The supreme principle of all moral judgment lies in the understanding: that of the moral incentive to action lies in the heart. This motive is moral feeling. We must guard against confusing the principle of the judgment with the principle of the motive. The first is the norm; the second the incentive. The motive cannot take the place of the rule. Where the motive is wanting, the error is practical; but when the judgment fails the error is theoretical.


VALUES MUST BE RATIONAL AND REASONABLE

1. RULES OF CONDUCT ARE DETERMINED BY REASON

Immanuel Kant, Former Professor-Konigsberg, CRITIQUE OF PURE REASON, 1929, p. 634.

Whether reason is not in the actions through which it prescribes laws, itself again determined by other influences and whether that which, in relation to sensuous impulses, is entitled freedom may not, in relation to higher and more remote operating causes, be nature again, is a question which in the practical field does not concern us, since we are demanding of reason nothing but the rule of conduct; it is a merely speculative question, which we can leave aside so long as we are considering what ought or ought not be done.


2. REASONING LEAD TO LAWS AND REGULATIONS

Immanuel Kant, Former Professor-Konigsberg, CRITIQUE OF PURE REASON, 1929, p. 633-4.

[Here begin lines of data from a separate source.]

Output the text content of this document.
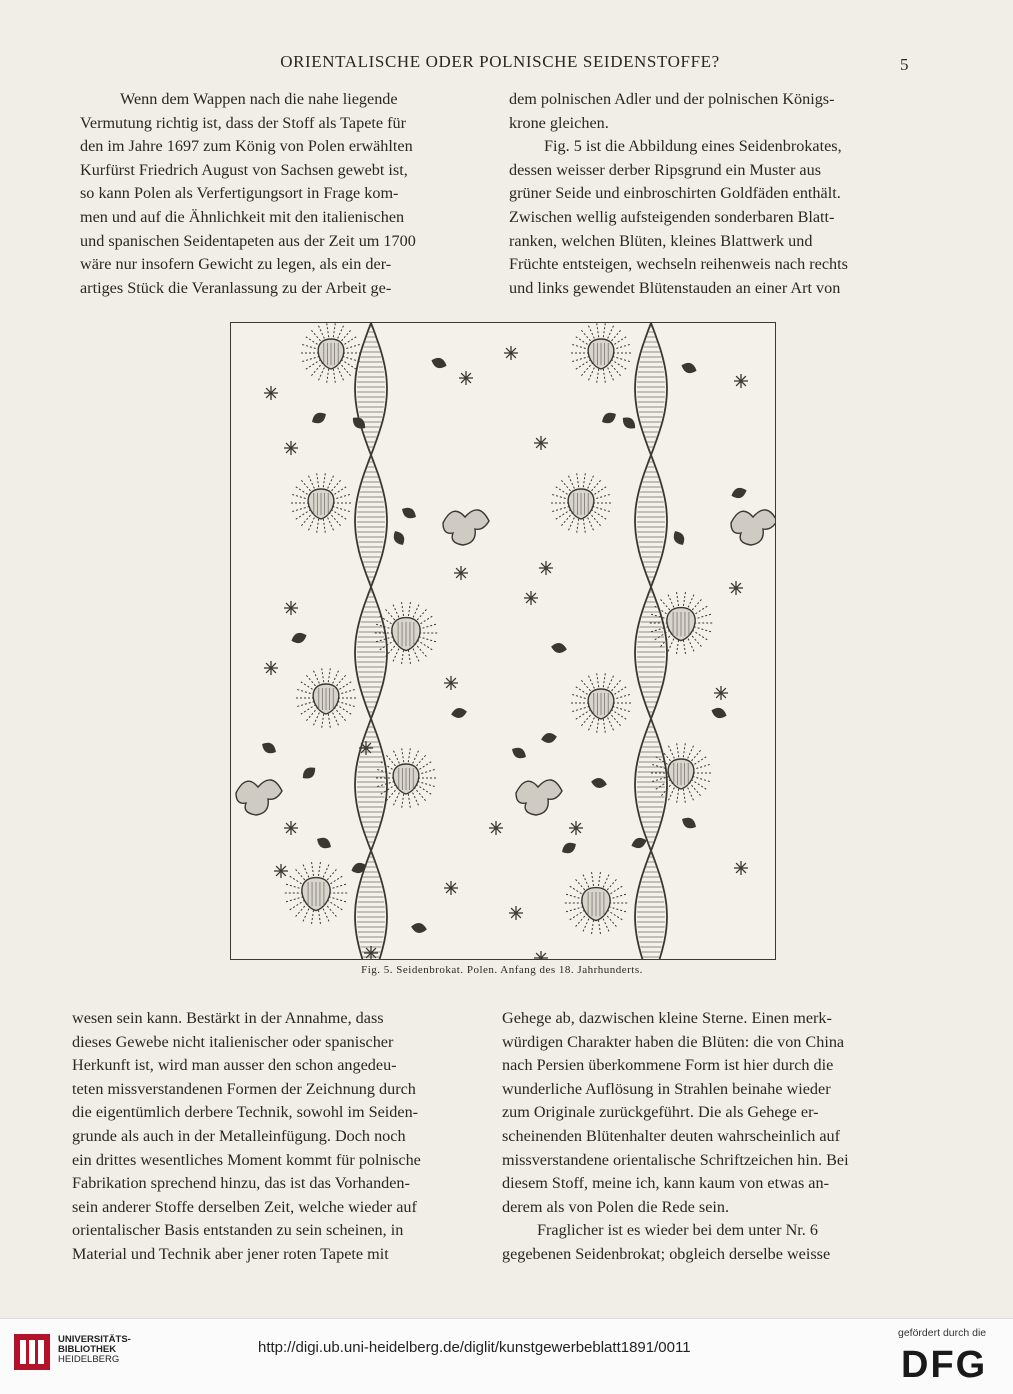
ORIENTALISCHE ODER POLNISCHE SEIDENSTOFFE?	5
Wenn dem Wappen nach die nahe liegende
Vermutung richtig ist, dass der Stoff als Tapete für
den im Jahre 1697 zum König von Polen erwählten
Kurfürst Friedrich August von Sachsen gewebt ist,
so kann Polen als Verfertigungsort in Frage kom-
men und auf die Ähnlichkeit mit den italienischen
und spanischen Seidentapeten aus der Zeit um 1700
wäre nur insofern Gewicht zu legen, als ein der-
artiges Stück die Veranlassung zu der Arbeit ge-
dem polnischen Adler und der polnischen Königs-
krone gleichen.
Fig. 5 ist die Abbildung eines Seidenbrokates,
dessen weisser derber Ripsgrund ein Muster aus
grüner Seide und einbroschirten Goldfäden enthält.
Zwischen wellig aufsteigenden sonderbaren Blatt-
ranken, welchen Blüten, kleines Blattwerk und
Früchte entsteigen, wechseln reihenweis nach rechts
und links gewendet Blütenstauden an einer Art von
Fig. 5. Seidenbrokat. Polen. Anfang des 18. Jahrhunderts.
wesen sein kann. Bestärkt in der Annahme, dass
dieses Gewebe nicht italienischer oder spanischer
Herkunft ist, wird man ausser den schon angedeu-
teten missverstandenen Formen der Zeichnung durch
die eigentümlich derbere Technik, sowohl im Seiden-
grunde als auch in der Metalleinfügung. Doch noch
ein drittes wesentliches Moment kommt für polnische
Fabrikation sprechend hinzu, das ist das Vorhanden-
sein anderer Stoffe derselben Zeit, welche wieder auf
orientalischer Basis entstanden zu sein scheinen, in
Material und Technik aber jener roten Tapete mit
Gehege ab, dazwischen kleine Sterne. Einen merk-
würdigen Charakter haben die Blüten: die von China
nach Persien überkommene Form ist hier durch die
wunderliche Auflösung in Strahlen beinahe wieder
zum Originale zurückgeführt. Die als Gehege er-
scheinenden Blütenhalter deuten wahrscheinlich auf
missverstandene orientalische Schriftzeichen hin. Bei
diesem Stoff, meine ich, kann kaum von etwas an-
derem als von Polen die Rede sein.
Fraglicher ist es wieder bei dem unter Nr. 6
gegebenen Seidenbrokat; obgleich derselbe weisse
UNIVERSITÄTS-
BIBLIOTHEK
HEIDELBERG
http://digi.ub.uni-heidelberg.de/diglit/kunstgewerbeblatt1891/0011
gefördert durch die
DFG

But these considerations, as to what is desirable in respect of our whole state, that is, as to what is good and useful, are based on reason. Reason therefore provides laws which are imperatives, that is, objective laws of freedom, which tell us what ought to happen--although perhaps it never does happen--therein differing from laws of nature, which relate only to that which happens. These laws are therefore to be entitled practical laws.
3. PHILOSOPHY IS THEORETICAL AND PRACTICAL

Immanuel Kant, Former Professor-Konigsberg, LECTURES ON ETHICS, 1963, p. 1.

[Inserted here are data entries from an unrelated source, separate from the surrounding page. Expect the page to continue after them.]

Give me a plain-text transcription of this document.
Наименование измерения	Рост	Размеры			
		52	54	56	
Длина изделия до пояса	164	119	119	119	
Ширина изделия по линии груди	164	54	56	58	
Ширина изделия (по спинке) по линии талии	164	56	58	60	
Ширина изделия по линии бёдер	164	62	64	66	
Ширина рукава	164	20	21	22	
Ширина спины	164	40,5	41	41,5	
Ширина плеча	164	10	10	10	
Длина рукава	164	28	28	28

Philosophy is either theoretical or practical. The one concerns itself with knowledge, the other with the conduct of beings possessed of a free will. The one has Theory, the other Practice for its object--and it is the object that differentiates them. There is another distinction of philosophy into speculative and practical. In general, we call sciences theoretical and practical, without reference to their objects. They are theoretical if they are the ground of the conception of the object; practical, if they are the ground of the exercise of our knowledge of the object.
4. PRACTICAL PHILOSOPHY BASED IN ACTION

Immanuel Kant, Former Professor-Konigsberg, LECTURES ON ETHICS, 1963, p. 1-2.

The object of practical philosophy is conduct; that of theoretical philosophy cognition. Practical philosophy, being the philosophy of action, is thus the philosophy which provides rules for the proper use of our freedom, irrespective of particular applications of it. Just as logic deals with the use of understanding in general and not in particular conditions, so does practical philosophy deal with the use of the free will not in specific circumstances, but independently of the particular. Logic provides rules concerning the use of the will.